One feature of the XML specification that many people now assume was somehow inherent in its design but was actually not is the concept of draconian error handling. Among the members of the group working on the spec, there were actually two camps with differing views on error handling:

  • the camp of so-called "Draconians" (which included Tim Bray, Jon Bosak and others), which favored the requirement that all well-formedness errors be treated as fatal errors -- in contrast to the approach to error handling already used in existing Web browsers, which Tim Bray referred to as a "race-to-the-bottom a la HTML"
  • the camp of so-called "Tolerants" (James Clark, Eliot Kimber, Michael Sperberg-Mcqueen, Dave Hollander, and others), which favored a form of non-fatal error-handling closer to what Web browsers already used when processing HTML
In May of 1997, the group took a vote, which the Draconians won 7-4, and draconian error handling thus became forever  enshrined in XML.
However, despite the outcome of the vote, even some members of the group continued to advocate for non-draconian error handling -- most notably the group's Technical Lead, James Clark, who wrote:
I think users and application builders should have a choice with what they do with invalid data. I cannot see how a user or application builder can be disadvantaged by being provided with this choice, and I therefore plan to continue to provide it even if the spec says that this is non-conforming. For a summary that includes quotations from a number of people from both camps who took part in the discussion, see Mark Pilgrim's The history of draconian error handling in XML

When the XHTML 1.0 Recommendation is published, one of its inherent principles is draconian error handling -- something previously foreign to HTML and seen by many as fundamentally not Web-friendly -- since it was at the time (and continues to be) at odds with how existing browser actually process existing HTML content.

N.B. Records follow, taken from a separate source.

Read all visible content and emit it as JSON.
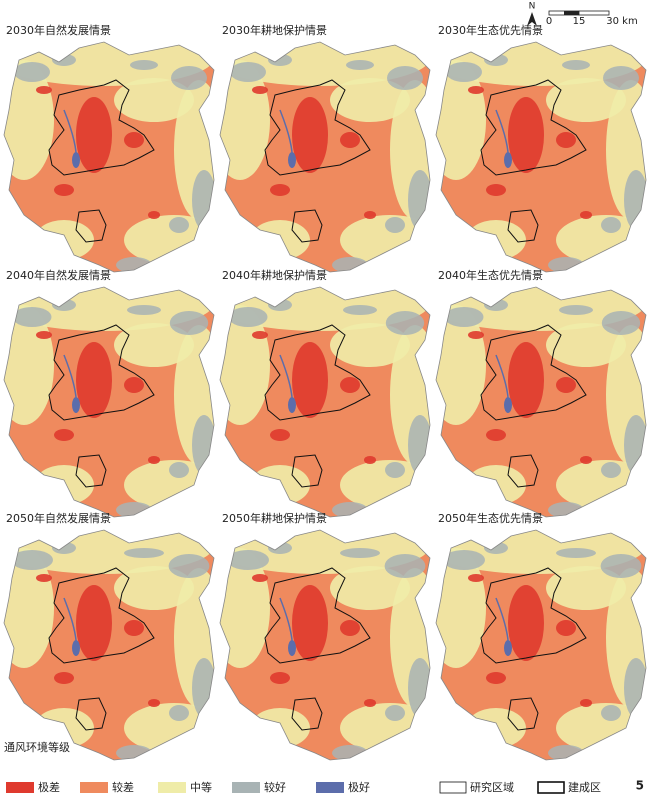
{
  "figure": {
    "panels": [
      {
        "title": "2030年自然发展情景"
      },
      {
        "title": "2030年耕地保护情景"
      },
      {
        "title": "2030年生态优先情景"
      },
      {
        "title": "2040年自然发展情景"
      },
      {
        "title": "2040年耕地保护情景"
      },
      {
        "title": "2040年生态优先情景"
      },
      {
        "title": "2050年自然发展情景"
      },
      {
        "title": "2050年耕地保护情景"
      },
      {
        "title": "2050年生态优先情景"
      }
    ],
    "north": "N",
    "scale_bar": {
      "ticks": [
        "0",
        "15",
        "30 km"
      ]
    },
    "legend": {
      "title": "通风环境等级",
      "items": [
        {
          "label": "极差",
          "color": "#df3a2e"
        },
        {
          "label": "较差",
          "color": "#ef8a5e"
        },
        {
          "label": "中等",
          "color": "#efeca8"
        },
        {
          "label": "较好",
          "color": "#a8b3b4"
        },
        {
          "label": "极好",
          "color": "#5c6dab"
        }
      ],
      "boundaries": [
        {
          "label": "研究区域"
        },
        {
          "label": "建成区"
        }
      ]
    },
    "page_number": "5"
  }
}
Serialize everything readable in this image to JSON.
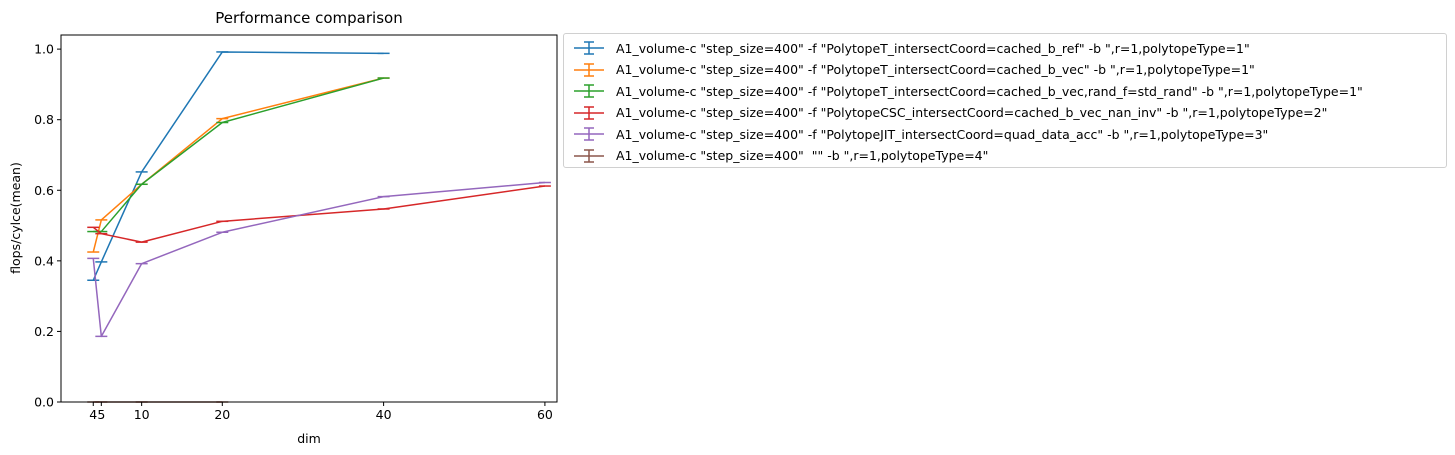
{
  "chart_data": {
    "type": "line",
    "title": "Performance comparison",
    "xlabel": "dim",
    "ylabel": "flops/cylce(mean)",
    "xlim": [
      -0.0,
      61.5
    ],
    "ylim": [
      0.0,
      1.04
    ],
    "xticks": [
      4,
      5,
      10,
      20,
      40,
      60
    ],
    "yticks": [
      0.0,
      0.2,
      0.4,
      0.6,
      0.8,
      1.0
    ],
    "ytick_labels": [
      "0.0",
      "0.2",
      "0.4",
      "0.6",
      "0.8",
      "1.0"
    ],
    "error_bars": true,
    "grid": false,
    "legend_position": "outside upper right",
    "series": [
      {
        "name": "A1_volume-c \"step_size=400\" -f \"PolytopeT_intersectCoord=cached_b_ref\" -b \",r=1,polytopeType=1\"",
        "color": "#1f77b4",
        "x": [
          4,
          5,
          10,
          20,
          40
        ],
        "y": [
          0.345,
          0.397,
          0.652,
          0.992,
          0.988
        ]
      },
      {
        "name": "A1_volume-c \"step_size=400\" -f \"PolytopeT_intersectCoord=cached_b_vec\" -b \",r=1,polytopeType=1\"",
        "color": "#ff7f0e",
        "x": [
          4,
          5,
          10,
          20,
          40
        ],
        "y": [
          0.425,
          0.516,
          0.617,
          0.803,
          0.918
        ]
      },
      {
        "name": "A1_volume-c \"step_size=400\" -f \"PolytopeT_intersectCoord=cached_b_vec,rand_f=std_rand\" -b \",r=1,polytopeType=1\"",
        "color": "#2ca02c",
        "x": [
          4,
          5,
          10,
          20,
          40
        ],
        "y": [
          0.483,
          0.483,
          0.617,
          0.792,
          0.918
        ]
      },
      {
        "name": "A1_volume-c \"step_size=400\" -f \"PolytopeCSC_intersectCoord=cached_b_vec_nan_inv\" -b \",r=1,polytopeType=2\"",
        "color": "#d62728",
        "x": [
          4,
          5,
          10,
          20,
          40,
          60
        ],
        "y": [
          0.495,
          0.477,
          0.453,
          0.512,
          0.547,
          0.612
        ]
      },
      {
        "name": "A1_volume-c \"step_size=400\" -f \"PolytopeJIT_intersectCoord=quad_data_acc\" -b \",r=1,polytopeType=3\"",
        "color": "#9467bd",
        "x": [
          4,
          5,
          10,
          20,
          40,
          60
        ],
        "y": [
          0.407,
          0.186,
          0.392,
          0.481,
          0.582,
          0.622
        ]
      },
      {
        "name": "A1_volume-c \"step_size=400\"  \"\" -b \",r=1,polytopeType=4\"",
        "color": "#8c564b",
        "x": [
          4,
          5,
          10,
          20
        ],
        "y": [
          0.0,
          0.0,
          0.0,
          0.0
        ]
      }
    ]
  }
}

The first month of 2004 saw a flurry of blog postings and mailing-list postings related to dealing with the problem of not-well-formed and invalid content in syndicated feeds. Among others, Mark Pilgrim and Ian Hickson advocated the position that draconian error handling was a counterproductive way of dealing with problem.

Various people have tried to mandate this principle out of existence, some going so far as to claim that Postel’s Law should not apply to XML, because (apparently) the three letters X, M, and L are a magical combination that signal a glorious revolution that somehow overturns the fundamental principles of interoperability.
The client is the wrong place to enforce data integrity. It’s just the wrong place. I hear otherwise intelligent people claim that if everyone did it, it would be okay. No, if everyone did it, it would be even worse. If you want to do it, of course I can’t stop you. But think about who it will hurt.
Authors will write invalid content regardless. If the specification doesn't say what should happen, then once there is a dominant browser, its error handling (whether intentionally designed or just a side-effect of the implementation) will become the de facto standard... Specifications should explicitly state what the error recovery rules are. They should state what the authors must not do, and then tell implementors what they must do when an author does it anyway... Specifications should ensure that compliant implementations interoperate, whether the content is valid or not.

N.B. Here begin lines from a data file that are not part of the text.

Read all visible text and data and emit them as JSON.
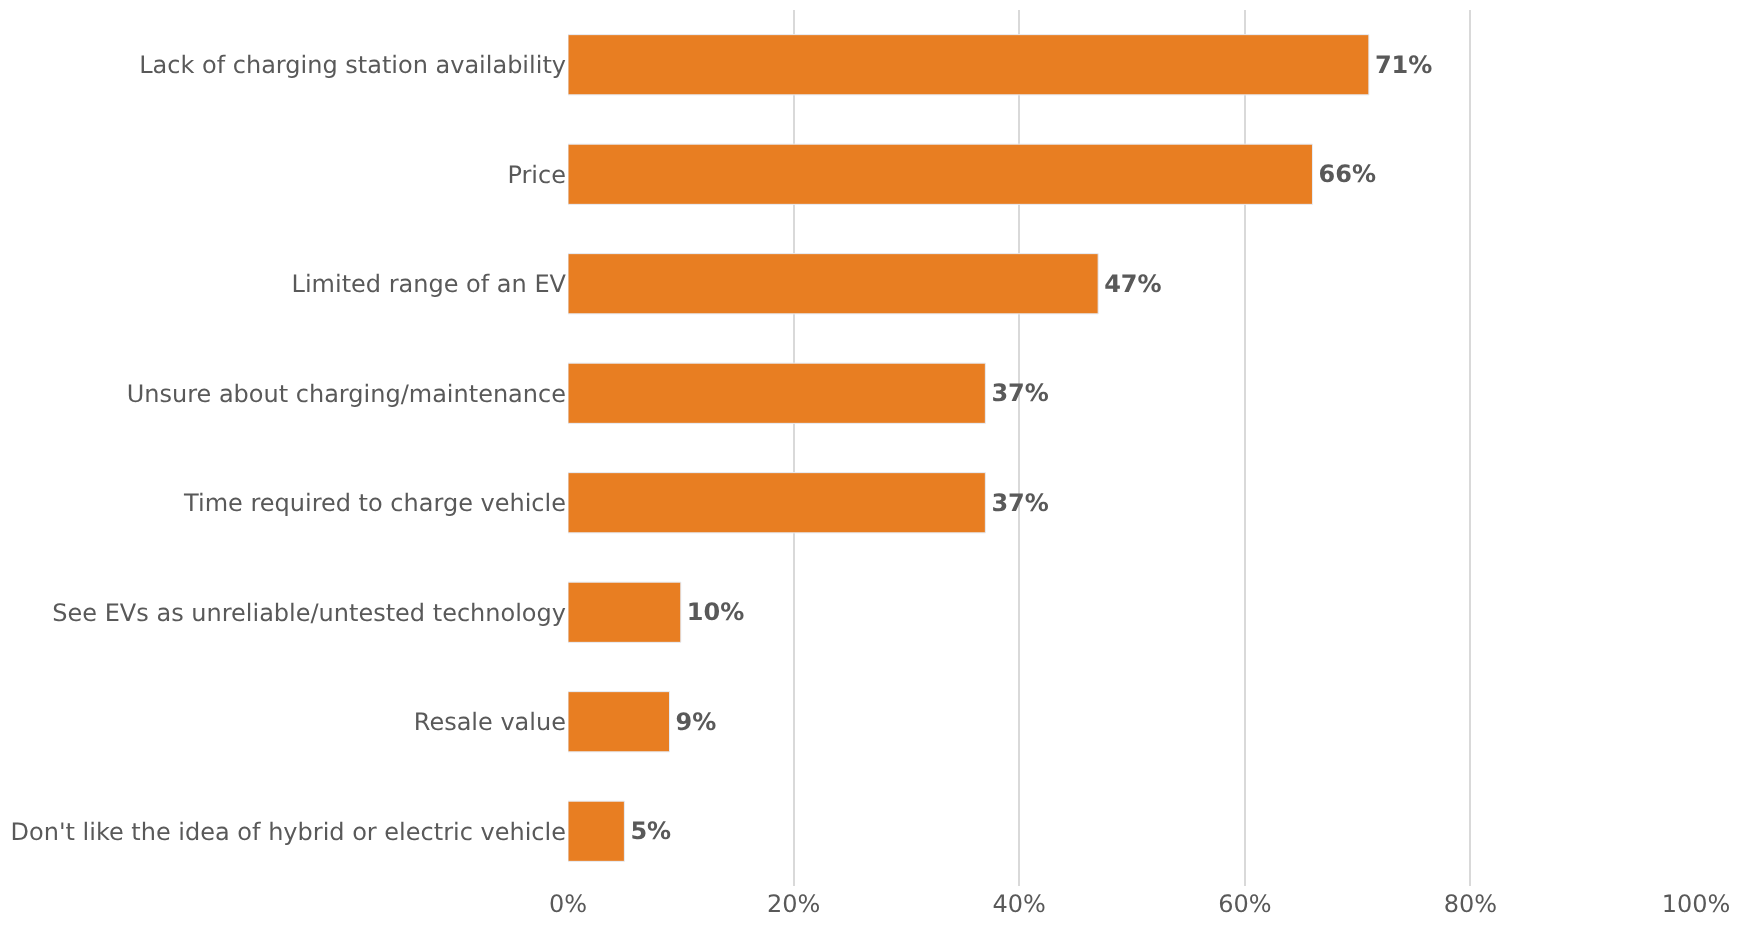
{
  "chart_data": {
    "type": "bar",
    "orientation": "horizontal",
    "categories": [
      "Lack of charging station availability",
      "Price",
      "Limited range of an EV",
      "Unsure about charging/maintenance",
      "Time required to charge vehicle",
      "See EVs as unreliable/untested technology",
      "Resale value",
      "Don't like the idea of hybrid or electric vehicle"
    ],
    "values": [
      71,
      66,
      47,
      37,
      37,
      10,
      9,
      5
    ],
    "value_labels": [
      "71%",
      "66%",
      "47%",
      "37%",
      "37%",
      "10%",
      "9%",
      "5%"
    ],
    "color": "#e87e22",
    "xlim": [
      0,
      100
    ],
    "xticks": [
      {
        "value": 0,
        "label": "0%"
      },
      {
        "value": 20,
        "label": "20%"
      },
      {
        "value": 40,
        "label": "40%"
      },
      {
        "value": 60,
        "label": "60%"
      },
      {
        "value": 80,
        "label": "80%"
      },
      {
        "value": 100,
        "label": "100%"
      }
    ],
    "grid": "x",
    "legend": false
  }
}
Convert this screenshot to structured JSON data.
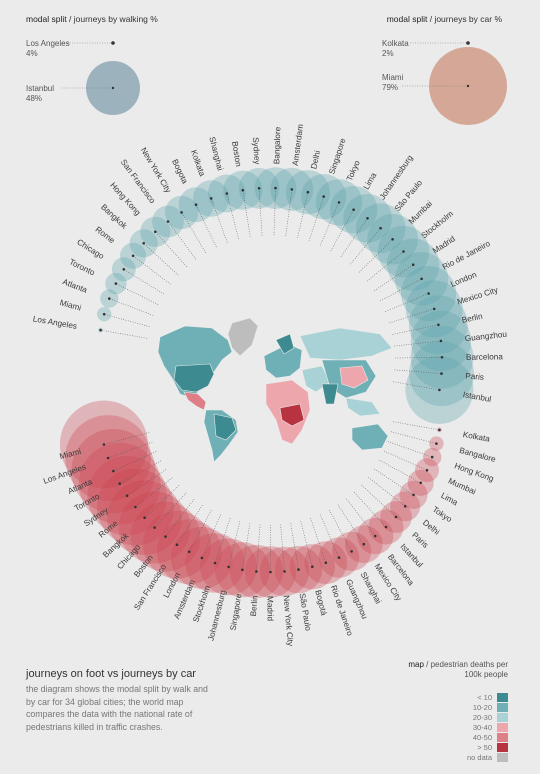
{
  "walk_header": {
    "bold": "modal split",
    "rest": " / journeys by walking %"
  },
  "car_header": {
    "bold": "modal split",
    "rest": " / journeys by car %"
  },
  "walk_legend": [
    {
      "city": "Los Angeles",
      "value": "4%"
    },
    {
      "city": "Istanbul",
      "value": "48%"
    }
  ],
  "car_legend": [
    {
      "city": "Kolkata",
      "value": "2%"
    },
    {
      "city": "Miami",
      "value": "79%"
    }
  ],
  "walk_cities": [
    "Los Angeles",
    "Miami",
    "Atlanta",
    "Toronto",
    "Chicago",
    "Rome",
    "Bangkok",
    "Hong Kong",
    "San Francisco",
    "New York City",
    "Bogota",
    "Kolkata",
    "Shanghai",
    "Boston",
    "Sydney",
    "Bangalore",
    "Amsterdam",
    "Delhi",
    "Singapore",
    "Tokyo",
    "Lima",
    "Johannesburg",
    "São Paulo",
    "Mumbai",
    "Stockholm",
    "Madrid",
    "Rio de Janeiro",
    "London",
    "Mexico City",
    "Berlin",
    "Guangzhou",
    "Barcelona",
    "Paris",
    "Istanbul"
  ],
  "walk_values": [
    4,
    5,
    6,
    7,
    8,
    9,
    10,
    11,
    12,
    13,
    14,
    15,
    16,
    17,
    18,
    19,
    20,
    21,
    22,
    23,
    24,
    25,
    26,
    27,
    28,
    29,
    30,
    32,
    34,
    36,
    38,
    41,
    44,
    48
  ],
  "car_cities": [
    "Miami",
    "Los Angeles",
    "Atlanta",
    "Toronto",
    "Sydney",
    "Rome",
    "Bangkok",
    "Chicago",
    "Boston",
    "San Francisco",
    "London",
    "Amsterdam",
    "Stockholm",
    "Johannesburg",
    "Singapore",
    "Berlin",
    "Madrid",
    "New York City",
    "São Paulo",
    "Bogotá",
    "Rio de Janeiro",
    "Guangzhou",
    "Shanghai",
    "Mexico City",
    "Barcelona",
    "Istanbul",
    "Paris",
    "Delhi",
    "Tokyo",
    "Lima",
    "Mumbai",
    "Hong Kong",
    "Bangalore",
    "Kolkata"
  ],
  "car_values": [
    79,
    75,
    72,
    68,
    64,
    60,
    56,
    52,
    49,
    46,
    42,
    38,
    35,
    32,
    30,
    28,
    26,
    24,
    22,
    20,
    18,
    16,
    15,
    14,
    13,
    12,
    10,
    9,
    8,
    7,
    6,
    4,
    3,
    2
  ],
  "caption": {
    "title": "journeys on foot vs journeys by car",
    "body": "the diagram shows the modal split by walk and by car for 34 global cities; the world map compares the data with the national rate of pedestrians killed in traffic crashes."
  },
  "map_legend": {
    "bold": "map",
    "title": " / pedestrian deaths per",
    "title2": "100k people",
    "items": [
      {
        "label": "< 10",
        "color": "#3d8a91"
      },
      {
        "label": "10-20",
        "color": "#6fb0b6"
      },
      {
        "label": "20-30",
        "color": "#a8d2d6"
      },
      {
        "label": "30-40",
        "color": "#eea6ad"
      },
      {
        "label": "40-50",
        "color": "#de7f88"
      },
      {
        "label": "> 50",
        "color": "#b73340"
      },
      {
        "label": "no data",
        "color": "#bdbdbd"
      }
    ]
  },
  "colors": {
    "walk": "#5aa1ab",
    "car": "#c94452",
    "background": "#ebebeb"
  }
}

Later in 2004, Mark Pilgrim published and an article at XML.com titled XML on the Web Has Failed:

  • XML on the Web has failed. Miserably, utterly, completely. Multiple specifications and circumstances conspire to force 90% of the world into publishing XML as ASCII. But further widespread bugginess counteracts this accidental conspiracy, and allows XML to fulfill its first promise ("publish in any character encoding") at the expense of the second ("draconian error handling will save us").
  • The promise of "draconian error handling will save us" was an empty promise. Whatever interoperability we now enjoy has not been rooted in draconian error handling. Draconianism was a grand experiment, and maybe it could have ensured interoperability if clients hadn't been so buggy and the creators of XML had understood how it interacted with other specifications (like MIME) from the beginning, instead of being blindsided by it years later.